In this article and subsequent a few articles, will talk about some important objects of Azure Storage Service and it's utility. This is actually kind of learning hand book.

Azure Storage Services
Microsoft Azure Storage is a managed service that provides durable, secure, and salable storage in the cloud.

A single Azure subscription can host up to 200 storage accounts, each of which can hold 500 TB of data. If you have a business case, you can talk to the Azure Storage team and get approval for up to 250 storage accounts in a subscription, which pushes your max storage up to 125 Petabytes!

Azure data services: Azure storage includes four types of data:
  • Blobs: A massively scalable object store for text and binary data.
  • Files: Managed file shares for cloud or on-premises deployments.
  • Queues: A messaging store for reliable messaging between application components.
  • Tables: A NoSQL store for schemaless storage of structured

 Blob storage: Is an object storage solution optimized for storing massive amounts of unstructured data, such as text or binary data. Ideal for:
·         Serving images or documents directly to a browser, including full static websites.
·         Storing files for distributed access.
·         Streaming video and audio.
·         Storing data for backup and restoration, disaster recovery, and archiving.
·         Storing data for analysis by an on-premises or Azure-hosted service.

Azure Storage supports three kinds of blobs:
·         Block blobs
·         Page blob
·         Append blobs
Files: Enables you to set up highly available network file shares that can be accessed by using the standard Server Message Block (SMB) protocol. You can also read the files using the REST interface or the storage client libraries. You can also associate a unique URL to any file to allow fine-grained access to a private file for a set period of time. File shares can be used for many common scenarios:
·         Storing shared configuration files for VMs, tools, or utilities so that everyone is using the same version.
·         Log files such as diagnostics, metrics, and crash dumps.
·         Shared data between on-premises applications and Azure VMs to allow migration of apps to the cloud over a period of time.
Queues: The Azure Queue service is used to store and retrieve messages.
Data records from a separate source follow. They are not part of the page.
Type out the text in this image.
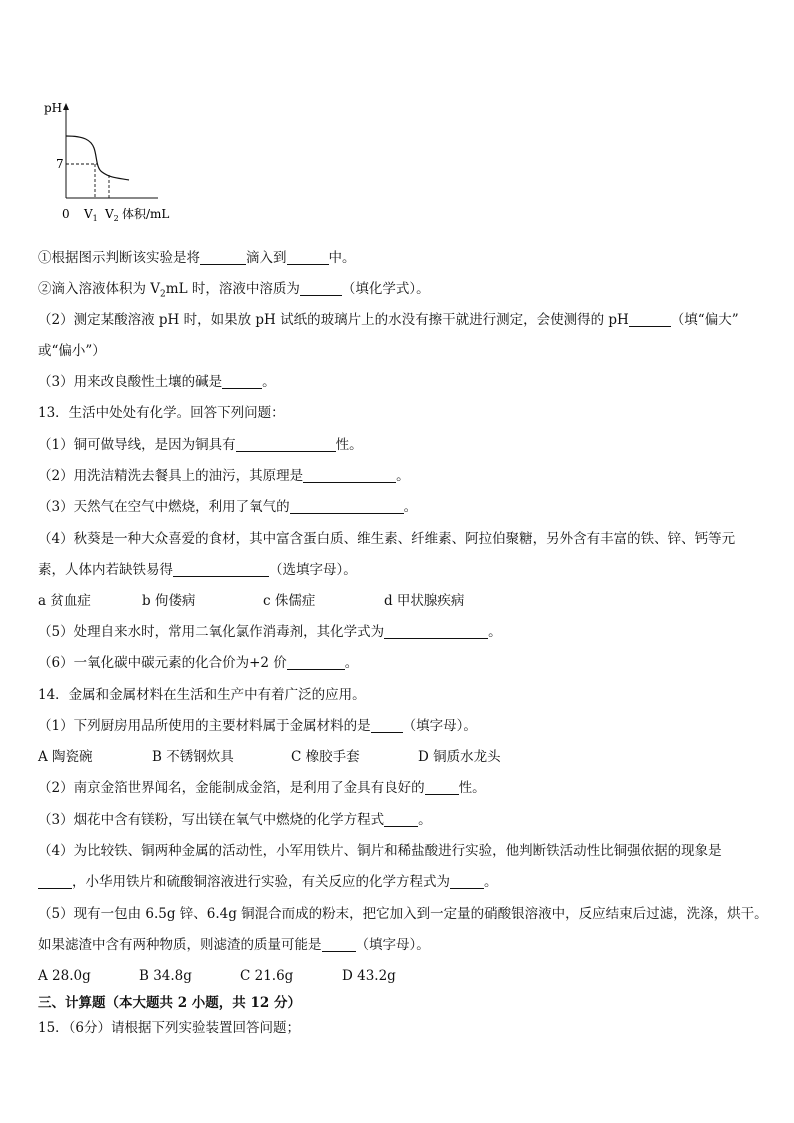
pH
7
0 $V_1$ $V_2$ 体积/mL
①根据图示判断该实验是将	滴入到	中。
②滴入溶液体积为 $V_2mL$ 时，溶液中溶质为	（填化学式）。
（2）测定某酸溶液 pH 时，如果放 pH 试纸的玻璃片上的水没有擦干就进行测定，会使测得的 pH	（填“偏大”
或“偏小”）
（3）用来改良酸性土壤的碱是	。
13．生活中处处有化学。回答下列问题：
（1）铜可做导线，是因为铜具有	性。
（2）用洗洁精洗去餐具上的油污，其原理是	。
（3）天然气在空气中燃烧，利用了氧气的	。
（4）秋葵是一种大众喜爱的食材，其中富含蛋白质、维生素、纤维素、阿拉伯聚糖，另外含有丰富的铁、锌、钙等元
素，人体内若缺铁易得	（选填字母）。
a 贫血症	b 佝偻病	c 侏儒症	d 甲状腺疾病
（5）处理自来水时，常用二氧化氯作消毒剂，其化学式为	。
（6）一氧化碳中碳元素的化合价为+2 价	。
14．金属和金属材料在生活和生产中有着广泛的应用。
（1）下列厨房用品所使用的主要材料属于金属材料的是 （填字母）。
A 陶瓷碗	B 不锈钢炊具	C 橡胶手套	D 铜质水龙头
（2）南京金箔世界闻名，金能制成金箔，是利用了金具有良好的	性。
（3）烟花中含有镁粉，写出镁在氧气中燃烧的化学方程式	。
（4）为比较铁、铜两种金属的活动性，小军用铁片、铜片和稀盐酸进行实验，他判断铁活动性比铜强依据的现象是
，小华用铁片和硫酸铜溶液进行实验，有关反应的化学方程式为	。
（5）现有一包由 6.5g 锌、6.4g 铜混合而成的粉末，把它加入到一定量的硝酸银溶液中，反应结束后过滤，洗涤，烘干。
如果滤渣中含有两种物质，则滤渣的质量可能是	（填字母）。
A 28.0g	B 34.8g	C 21.6g	D 43.2g
三、计算题（本大题共 2 小题，共 12 分）
15．（6分）请根据下列实验装置回答问题；
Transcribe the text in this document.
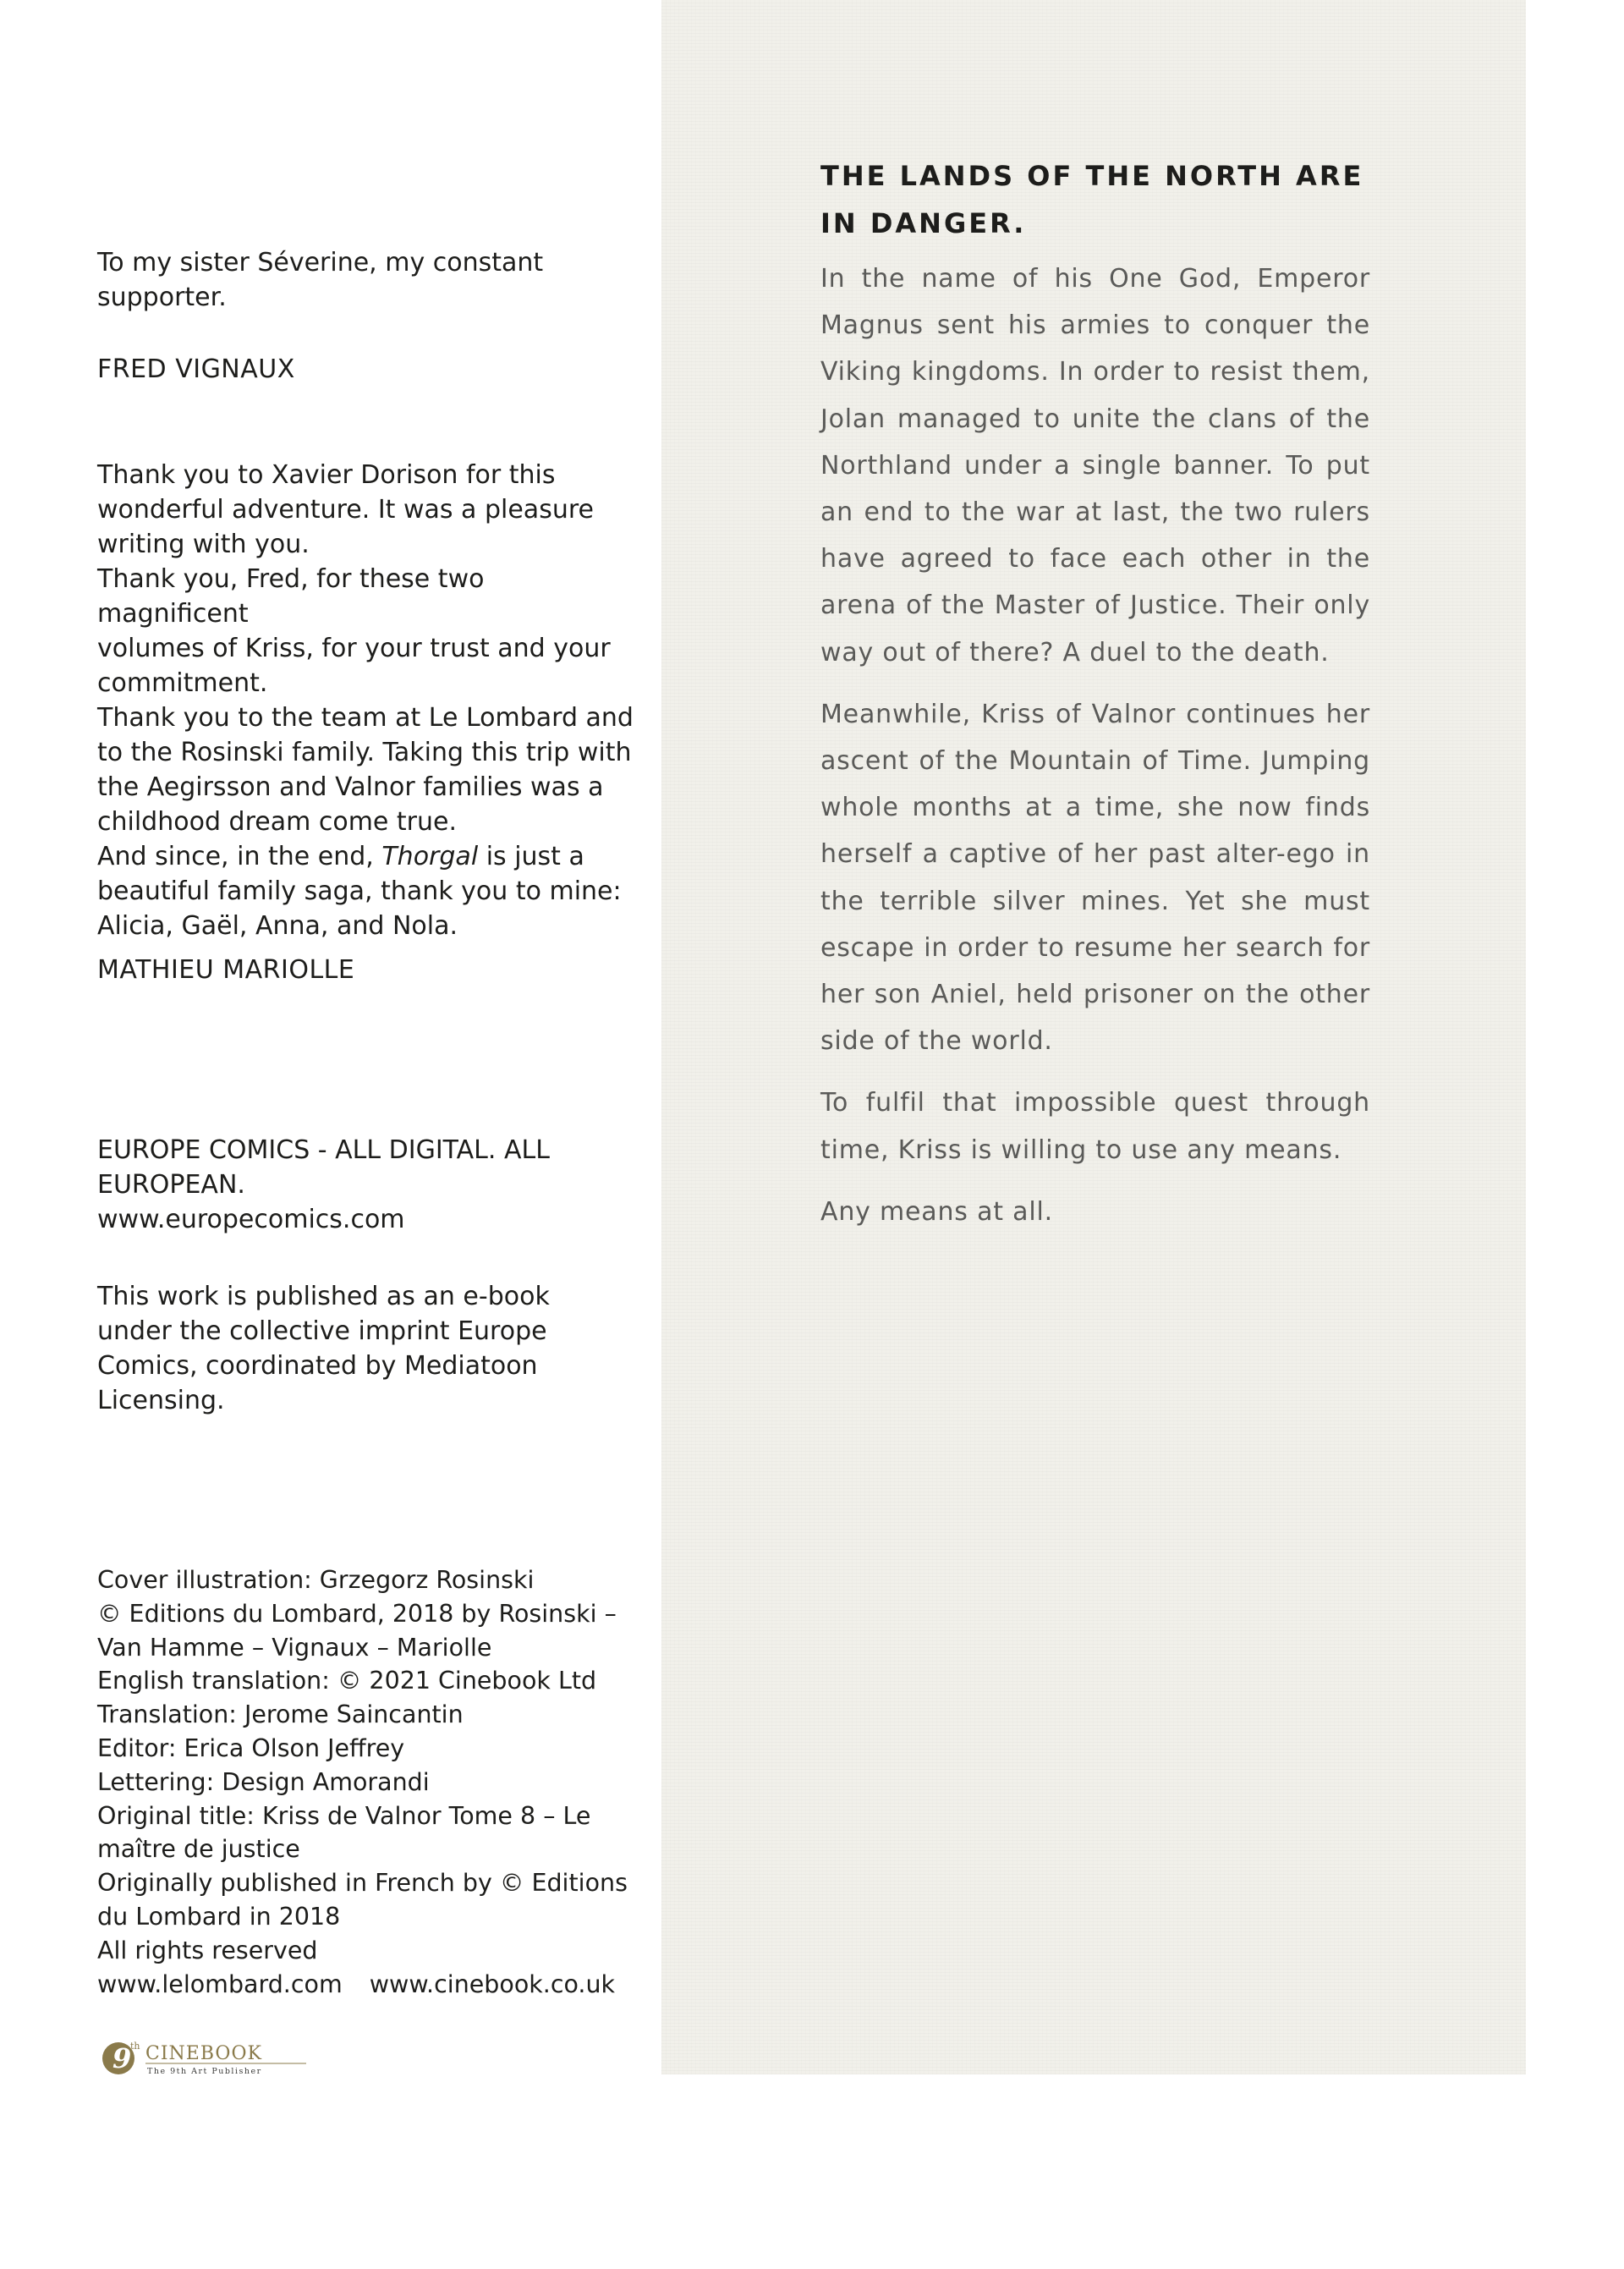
To my sister Séverine, my constant

supporter.

FRED VIGNAUX

Thank you to Xavier Dorison for this

wonderful adventure. It was a pleasure

writing with you.

Thank you, Fred, for these two magnificent

volumes of Kriss, for your trust and your

commitment.

Thank you to the team at Le Lombard and

to the Rosinski family. Taking this trip with

the Aegirsson and Valnor families was a

childhood dream come true.

And since, in the end, Thorgal is just a

beautiful family saga, thank you to mine:

Alicia, Gaël, Anna, and Nola.

MATHIEU MARIOLLE

EUROPE COMICS - ALL DIGITAL. ALL

EUROPEAN.

www.europecomics.com

This work is published as an e-book

under the collective imprint Europe

Comics, coordinated by Mediatoon

Licensing.

Cover illustration: Grzegorz Rosinski
© Editions du Lombard, 2018 by Rosinski –
Van Hamme – Vignaux – Mariolle
English translation: © 2021 Cinebook Ltd
Translation: Jerome Saincantin
Editor: Erica Olson Jeffrey
Lettering: Design Amorandi
Original title: Kriss de Valnor Tome 8 – Le
maître de justice
Originally published in French by © Editions
du Lombard in 2018
All rights reserved
www.lelombard.com www.cinebook.co.uk
9
th CINEBOOK
The 9th Art Publisher
THE LANDS OF THE NORTH ARE IN DANGER.

In the name of his One God, Emperor Magnus sent his armies to conquer the Viking kingdoms. In order to resist them, Jolan managed to unite the clans of the Northland under a single banner. To put an end to the war at last, the two rulers have agreed to face each other in the arena of the Master of Justice. Their only way out of there? A duel to the death.

Meanwhile, Kriss of Valnor continues her ascent of the Mountain of Time. Jumping whole months at a time, she now finds herself a captive of her past alter-ego in the terrible silver mines. Yet she must escape in order to resume her search for her son Aniel, held prisoner on the other side of the world.

To fulfil that impossible quest through time, Kriss is willing to use any means.

Any means at all.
Queue messages can be up to 64 KB in size, and a queue can contain millions of messages. Queues are generally used to store lists of messages to be processed asynchronously.
You can use queues to loosely connect different parts of your application together. For example, we could perform image processing on the photos uploaded by our users. Perhaps we want to provide some sort of face detection or tagging capability, so people can search through all the images they have stored in our service. We could use queues to pass messages to our image processing service to let it know that new images have been uploaded and are ready for processing. This sort of architecture would allow you to develop and update each part of the service independently.